Question 1120541: MTV states that 75% of all college students have seen at least one episode of their TV show "Jersey Shore". Last month, a random sample of 120 college students was selected and asked if they has seen at least one episode of the show. Out of the 120, 85 of them said they had seen at least one episode. Is there enough evidence to claim the population proportion of all college student that have watched at least one episode is less than 75% at the 0.05 level of significance?
A) Are the requirements met to run a test like this?
B) What are the hypotheses for this test?
C) Compute the test statistic and the p-value for this test.
D) What is your conclusion at the 0.05 level of significance?

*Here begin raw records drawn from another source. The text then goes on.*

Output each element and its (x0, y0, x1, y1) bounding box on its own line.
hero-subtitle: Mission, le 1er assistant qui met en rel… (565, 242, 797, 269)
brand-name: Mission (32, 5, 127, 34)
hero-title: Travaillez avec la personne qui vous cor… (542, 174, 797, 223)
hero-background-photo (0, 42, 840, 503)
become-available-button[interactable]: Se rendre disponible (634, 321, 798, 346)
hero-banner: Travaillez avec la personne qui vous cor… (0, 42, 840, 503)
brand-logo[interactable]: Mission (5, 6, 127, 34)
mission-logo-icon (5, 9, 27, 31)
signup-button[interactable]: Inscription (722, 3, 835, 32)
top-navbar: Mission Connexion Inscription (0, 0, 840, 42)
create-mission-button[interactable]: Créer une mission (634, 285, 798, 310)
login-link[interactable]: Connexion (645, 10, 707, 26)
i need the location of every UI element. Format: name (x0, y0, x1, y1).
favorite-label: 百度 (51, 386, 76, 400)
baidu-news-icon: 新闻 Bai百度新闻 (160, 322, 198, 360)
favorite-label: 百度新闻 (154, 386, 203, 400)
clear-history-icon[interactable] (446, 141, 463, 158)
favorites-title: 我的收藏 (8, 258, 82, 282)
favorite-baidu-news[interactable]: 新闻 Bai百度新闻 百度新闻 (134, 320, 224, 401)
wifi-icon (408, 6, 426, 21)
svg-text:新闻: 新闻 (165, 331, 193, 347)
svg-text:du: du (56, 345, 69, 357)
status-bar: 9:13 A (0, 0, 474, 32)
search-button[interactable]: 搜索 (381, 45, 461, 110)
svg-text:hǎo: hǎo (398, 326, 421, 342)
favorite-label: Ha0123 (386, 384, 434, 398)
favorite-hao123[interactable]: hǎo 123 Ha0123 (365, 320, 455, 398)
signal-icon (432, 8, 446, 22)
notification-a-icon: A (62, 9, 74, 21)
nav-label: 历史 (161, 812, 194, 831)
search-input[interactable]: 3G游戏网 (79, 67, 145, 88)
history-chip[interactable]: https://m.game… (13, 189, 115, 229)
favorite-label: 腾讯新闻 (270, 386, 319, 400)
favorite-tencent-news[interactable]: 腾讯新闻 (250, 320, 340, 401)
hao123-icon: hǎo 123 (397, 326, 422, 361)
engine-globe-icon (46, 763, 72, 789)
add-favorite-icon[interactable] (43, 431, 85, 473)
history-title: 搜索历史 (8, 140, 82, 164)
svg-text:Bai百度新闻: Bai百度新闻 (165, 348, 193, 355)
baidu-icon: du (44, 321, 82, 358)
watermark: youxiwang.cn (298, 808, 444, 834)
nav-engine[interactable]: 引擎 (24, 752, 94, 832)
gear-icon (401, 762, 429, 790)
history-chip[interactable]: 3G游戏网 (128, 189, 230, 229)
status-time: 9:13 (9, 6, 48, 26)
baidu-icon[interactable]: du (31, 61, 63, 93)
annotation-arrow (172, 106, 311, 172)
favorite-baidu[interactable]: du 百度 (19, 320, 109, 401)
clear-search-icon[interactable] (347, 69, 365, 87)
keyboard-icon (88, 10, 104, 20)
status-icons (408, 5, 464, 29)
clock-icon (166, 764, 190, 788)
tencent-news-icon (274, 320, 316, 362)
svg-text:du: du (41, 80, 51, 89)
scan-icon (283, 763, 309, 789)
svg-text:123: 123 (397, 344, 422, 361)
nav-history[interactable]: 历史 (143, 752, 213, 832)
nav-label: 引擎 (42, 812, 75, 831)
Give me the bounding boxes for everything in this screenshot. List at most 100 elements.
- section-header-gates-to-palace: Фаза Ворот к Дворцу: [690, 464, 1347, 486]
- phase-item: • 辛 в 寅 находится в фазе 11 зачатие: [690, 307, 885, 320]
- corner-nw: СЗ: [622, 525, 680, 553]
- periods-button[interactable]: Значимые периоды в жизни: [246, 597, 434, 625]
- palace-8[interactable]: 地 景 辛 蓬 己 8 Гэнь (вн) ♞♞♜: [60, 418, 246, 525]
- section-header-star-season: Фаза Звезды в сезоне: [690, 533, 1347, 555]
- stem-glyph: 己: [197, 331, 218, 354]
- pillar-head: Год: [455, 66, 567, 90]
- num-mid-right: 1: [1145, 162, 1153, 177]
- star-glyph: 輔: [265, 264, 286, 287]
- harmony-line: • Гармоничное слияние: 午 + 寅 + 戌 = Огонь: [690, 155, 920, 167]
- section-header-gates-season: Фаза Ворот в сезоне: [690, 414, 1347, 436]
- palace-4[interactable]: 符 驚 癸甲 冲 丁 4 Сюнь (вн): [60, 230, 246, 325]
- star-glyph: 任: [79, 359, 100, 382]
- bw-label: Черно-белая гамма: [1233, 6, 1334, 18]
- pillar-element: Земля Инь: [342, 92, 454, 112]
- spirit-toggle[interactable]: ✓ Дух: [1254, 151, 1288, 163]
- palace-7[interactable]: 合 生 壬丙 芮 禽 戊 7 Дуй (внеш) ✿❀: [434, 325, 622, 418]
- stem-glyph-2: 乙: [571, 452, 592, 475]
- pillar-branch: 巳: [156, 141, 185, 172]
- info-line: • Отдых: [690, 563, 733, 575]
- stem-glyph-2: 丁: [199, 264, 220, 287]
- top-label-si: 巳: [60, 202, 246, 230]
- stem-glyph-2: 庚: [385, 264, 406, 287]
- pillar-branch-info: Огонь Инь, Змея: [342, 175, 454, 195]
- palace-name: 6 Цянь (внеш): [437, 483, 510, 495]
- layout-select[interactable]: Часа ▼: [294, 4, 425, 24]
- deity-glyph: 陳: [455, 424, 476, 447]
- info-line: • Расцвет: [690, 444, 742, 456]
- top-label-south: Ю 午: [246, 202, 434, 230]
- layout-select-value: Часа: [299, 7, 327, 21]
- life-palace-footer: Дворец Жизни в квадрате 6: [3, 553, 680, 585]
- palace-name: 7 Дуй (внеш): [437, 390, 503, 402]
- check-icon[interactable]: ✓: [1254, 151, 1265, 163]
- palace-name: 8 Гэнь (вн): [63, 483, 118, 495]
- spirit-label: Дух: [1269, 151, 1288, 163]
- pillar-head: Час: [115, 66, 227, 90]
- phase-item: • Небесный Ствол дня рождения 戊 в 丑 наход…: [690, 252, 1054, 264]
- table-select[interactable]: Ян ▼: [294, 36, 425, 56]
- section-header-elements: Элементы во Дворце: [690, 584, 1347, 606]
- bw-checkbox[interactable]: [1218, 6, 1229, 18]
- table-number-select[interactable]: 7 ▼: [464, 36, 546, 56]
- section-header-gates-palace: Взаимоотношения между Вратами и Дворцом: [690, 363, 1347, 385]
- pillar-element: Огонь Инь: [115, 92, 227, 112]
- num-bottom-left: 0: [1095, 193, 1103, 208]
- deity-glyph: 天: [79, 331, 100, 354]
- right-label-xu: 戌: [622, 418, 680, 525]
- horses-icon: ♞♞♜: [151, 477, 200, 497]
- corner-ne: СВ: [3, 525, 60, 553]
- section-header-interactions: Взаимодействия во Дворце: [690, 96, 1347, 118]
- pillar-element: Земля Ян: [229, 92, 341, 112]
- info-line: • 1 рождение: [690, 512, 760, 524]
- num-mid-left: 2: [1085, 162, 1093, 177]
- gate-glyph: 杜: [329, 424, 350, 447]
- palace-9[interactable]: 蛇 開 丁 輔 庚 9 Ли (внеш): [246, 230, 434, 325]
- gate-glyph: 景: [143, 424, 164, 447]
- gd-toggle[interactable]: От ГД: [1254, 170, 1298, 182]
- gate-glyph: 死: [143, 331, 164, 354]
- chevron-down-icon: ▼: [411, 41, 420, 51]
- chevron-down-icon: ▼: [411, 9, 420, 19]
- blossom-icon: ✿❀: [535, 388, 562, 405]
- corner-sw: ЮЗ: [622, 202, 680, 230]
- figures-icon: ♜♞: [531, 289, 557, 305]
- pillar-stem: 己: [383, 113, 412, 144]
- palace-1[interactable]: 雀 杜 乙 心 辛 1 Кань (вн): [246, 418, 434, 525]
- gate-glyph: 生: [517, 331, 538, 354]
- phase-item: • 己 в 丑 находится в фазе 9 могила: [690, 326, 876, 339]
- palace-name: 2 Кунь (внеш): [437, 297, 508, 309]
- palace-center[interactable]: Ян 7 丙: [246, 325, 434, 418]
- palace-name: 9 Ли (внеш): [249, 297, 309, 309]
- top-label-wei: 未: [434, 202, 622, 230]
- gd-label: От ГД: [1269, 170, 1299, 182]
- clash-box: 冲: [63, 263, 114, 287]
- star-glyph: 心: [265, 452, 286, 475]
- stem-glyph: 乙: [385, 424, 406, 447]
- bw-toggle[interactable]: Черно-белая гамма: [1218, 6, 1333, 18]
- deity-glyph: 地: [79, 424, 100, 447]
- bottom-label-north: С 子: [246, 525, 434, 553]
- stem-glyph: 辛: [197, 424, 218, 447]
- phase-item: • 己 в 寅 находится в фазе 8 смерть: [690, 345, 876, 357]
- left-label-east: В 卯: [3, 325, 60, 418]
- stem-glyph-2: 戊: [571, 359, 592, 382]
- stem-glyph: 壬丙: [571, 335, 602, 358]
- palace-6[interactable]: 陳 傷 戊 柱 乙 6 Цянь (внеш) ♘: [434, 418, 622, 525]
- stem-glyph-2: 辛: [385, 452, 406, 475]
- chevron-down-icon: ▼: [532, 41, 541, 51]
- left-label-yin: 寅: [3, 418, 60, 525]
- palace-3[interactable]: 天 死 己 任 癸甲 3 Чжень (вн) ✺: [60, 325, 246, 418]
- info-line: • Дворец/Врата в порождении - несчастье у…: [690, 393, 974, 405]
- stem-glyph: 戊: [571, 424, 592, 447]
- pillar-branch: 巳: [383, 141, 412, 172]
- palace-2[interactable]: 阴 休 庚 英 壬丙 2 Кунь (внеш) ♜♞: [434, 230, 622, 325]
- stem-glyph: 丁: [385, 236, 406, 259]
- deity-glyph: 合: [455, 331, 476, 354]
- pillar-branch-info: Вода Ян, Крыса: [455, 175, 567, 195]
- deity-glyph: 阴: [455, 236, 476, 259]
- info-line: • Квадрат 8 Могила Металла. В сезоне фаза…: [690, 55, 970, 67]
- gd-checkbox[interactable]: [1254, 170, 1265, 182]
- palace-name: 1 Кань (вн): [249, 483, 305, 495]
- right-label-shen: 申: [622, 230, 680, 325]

Answer by Boreal(15235) (Show Source):
You can put this solution on YOUR website! Yes,random sample with population defined as a one sample proportion test
Ho: p is >=0.75
Ha: p is < 0.75
alpha is 0.05 P{reject Ho|Ho true}
test stat is z=(p hat-p)/sqrt (p*(1-p)/n); p hat is 85/120, the point estimate, or 0.708
Critical value z<-1.645 one tail test
z=(0.708-0.75)/sqrt (0.75*0.25/120); sqrt term is 0.0395
=-0.042/ 0.0395
=-1.05
Fail to reject, p-value 0.15. Insufficient evidence to say that the true proportion is less than 0.75.